The War on Wellons: The Misleading Mailers in a Crucial NC State Senate Race

NC Democrats need candidates like Allen Wellons to win if they're going to seize the state Senate majority. (Image via Wellons' campaign)

By Max Millington

October 23, 2020

The race for state Senate District 11 between Allen Wellons and Lisa Barnes has turned nasty. But Wellons says the attacks on him from a PAC backing Barnes are misleading voters.

Election years are always full of negative advertising, but one North Carolina state Senate candidate says he’s being unfairly targeted by misleading mailers. 

Johnston County attorney and farmer Allen Wellons, a Democrat, is running for the crucial District 11 seat that includes part of Johnston County and Nash County in the state Senate, one that could determine the balance of power in the legislature. He’s facing current state representative and farmer Lisa Barnes of Rocky Mount. 

The race has already been an abrasive one, but Wellons — a former state lawmaker — says a series of mailers from a group supporting Barnes is circulating a debunked story about him using his political pull to commandeer a state-owned generator for his tobacco farm in the immediate aftermath of Hurricane Fran in 1996. Public records show Wellons was not serving on the state Senate until January 3, 1997, four months after Hurricane Fran made landfall in NC. 

And a second mailer depicts Wellons in an orange prison jumpsuit, noting he was once arrested for trespassing at a government building. The advertising neglects to mention that the charges were dismissed and the arrest was part of Rev. William Barber II’s Moral Monday protest movement, which centered on the GOP-controlled state legislature’s votes to block Medicaid expansion and cut public education funding. 

READ MORE: Why North Carolinians Should Care about Allen Wellons

The mailers were distributed by the Citizens for a Better NC Senate PAC, which, as of their July campaign finance report, had spent more than $335,000 this year on several key state legislative races, including the Wellons-Barnes race in District 11. The Differentiators LLC, the company behind  Citizens for a Better NC Senate, did not return requests for comment.

Mailers have also targeted Barnes, although they’ve chiefly focused on her alignment with a GOP majority that has opposed Medicaid expansion, a mostly federally-funded boost for health insurance for low-income North Carolinians. 

Barnes did not respond to a request for an interview, but Wellons talked to Cardinal & Pine about their race and the advertising. 

C&P: What were some of the immediate needs after Hurricane Fran and how were they being met? 

Wellons: Fran was a devastating hurricane and when it came, it tore down a lot of trees, especially out in the countryside. So we were out of electricity in the towns for about two days. But in the rural areas, we were out for almost a week. 

This was the end of tobacco season, and for the farmers that lost the remainder of their crops that were in the field, what they had left in tobacco was in their barns. Tobacco can only stay in barns without electricity for about three days. After the third day following Fran, the National Guard found out that all the human services had been met.  

I called Raleigh and encouraged them to release the backup generators so they could be used by the farmers to save their crop. There were a number of farmers that got the generators and were very grateful that it saved their crop and really saved their year.

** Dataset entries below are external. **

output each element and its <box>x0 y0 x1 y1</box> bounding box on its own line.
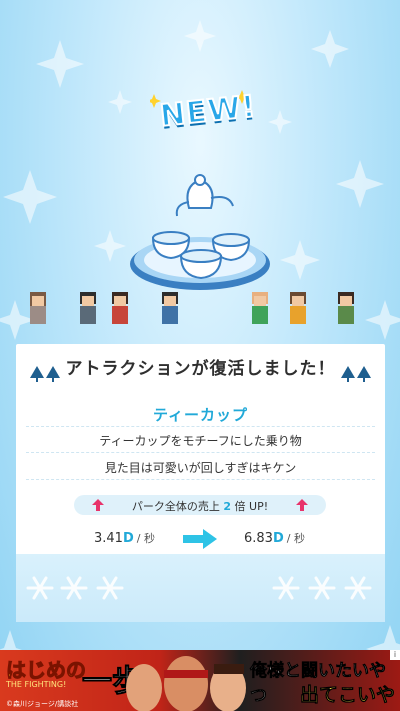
ad-headline-2: 出てこいや <box>300 684 396 707</box>
boost-suffix: 倍 UP! <box>234 500 269 513</box>
attraction-revived-panel: アトラクションが復活しました！ ティーカップ ティーカップをモチーフにした乗り物… <box>16 344 385 622</box>
snowflake-decoration <box>16 554 385 622</box>
rate-before: 3.41D / 秒 <box>94 530 155 546</box>
boost-prefix: パーク全体の売上 <box>131 500 220 513</box>
rate-after-unit: D <box>272 531 284 546</box>
description-line: ティーカップをモチーフにした乗り物 <box>99 434 302 448</box>
ad-banner[interactable]: はじめの 一歩 THE FIGHTING! ©森川ジョージ/講談社 俺様と闘いた… <box>0 650 400 711</box>
ad-copyright: ©森川ジョージ/講談社 <box>6 700 79 708</box>
divider <box>26 452 375 453</box>
sales-boost-text: パーク全体の売上 2 倍 UP! <box>74 498 326 514</box>
rate-after-per: / 秒 <box>286 532 305 545</box>
divider <box>26 426 375 427</box>
visitor-crowd <box>30 292 354 324</box>
ad-character-art <box>126 656 246 711</box>
rate-after: 6.83D / 秒 <box>244 530 305 546</box>
sales-boost-bar: パーク全体の売上 2 倍 UP! <box>74 495 326 515</box>
description-line: 見た目は可愛いが回しすぎはキケン <box>104 461 297 475</box>
tree-icon <box>341 366 355 382</box>
rate-before-value: 3.41 <box>94 531 123 546</box>
right-arrow-icon <box>183 529 217 549</box>
divider <box>26 479 375 480</box>
ad-logo: はじめの <box>6 658 87 683</box>
info-icon[interactable]: i <box>390 650 400 660</box>
rate-before-unit: D <box>122 531 134 546</box>
rate-before-per: / 秒 <box>136 532 155 545</box>
rate-after-value: 6.83 <box>244 531 273 546</box>
tree-icon <box>357 366 371 382</box>
boost-multiplier: 2 <box>223 500 232 513</box>
income-rate-row: 3.41D / 秒 6.83D / 秒 <box>16 527 385 551</box>
ad-subtitle: THE FIGHTING! <box>6 680 67 689</box>
panel-header: アトラクションが復活しました！ <box>16 344 385 388</box>
teacup-attraction-image <box>130 174 270 290</box>
panel-title: アトラクションが復活しました！ <box>65 359 336 379</box>
attraction-name: ティーカップ <box>152 406 249 424</box>
up-arrow-icon <box>296 499 308 511</box>
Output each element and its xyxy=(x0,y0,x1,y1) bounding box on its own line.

One of the farmers was farming on land owned by my family. I did not know they were going to get a generator, but they did and it saved their crop. 

C&P: Let’s talk about the mailer that claims you were arrested for trespassing at a government building. What was that about? 

Wellons: I went to Raleigh and went to the legislature and protested. Legislators failure to expand Medicaid was a topic of one of the first Moral Mondays with Reverend William Barber and I think there were 150 North Carolinians that were arrested that time.

I wanted to take a stand as a citizen, and say, this is wrong. We’re denying people in North Carolina health care and it’s all been paid for by our tax dollars. So we went up to the legislature, and I was able to talk to the crowd. And then we walked into the building and walked around, and it was a Monday night, so the legislature was not in session. But we did get their attention. 

[The police] asked us to leave [and when we didn’t] we were arrested and taken down and booked and then released. It was one of the best things that I’ve done as a private citizen to stand up for the rights of North Carolinians. And that’s something I’ve always prided myself on doing.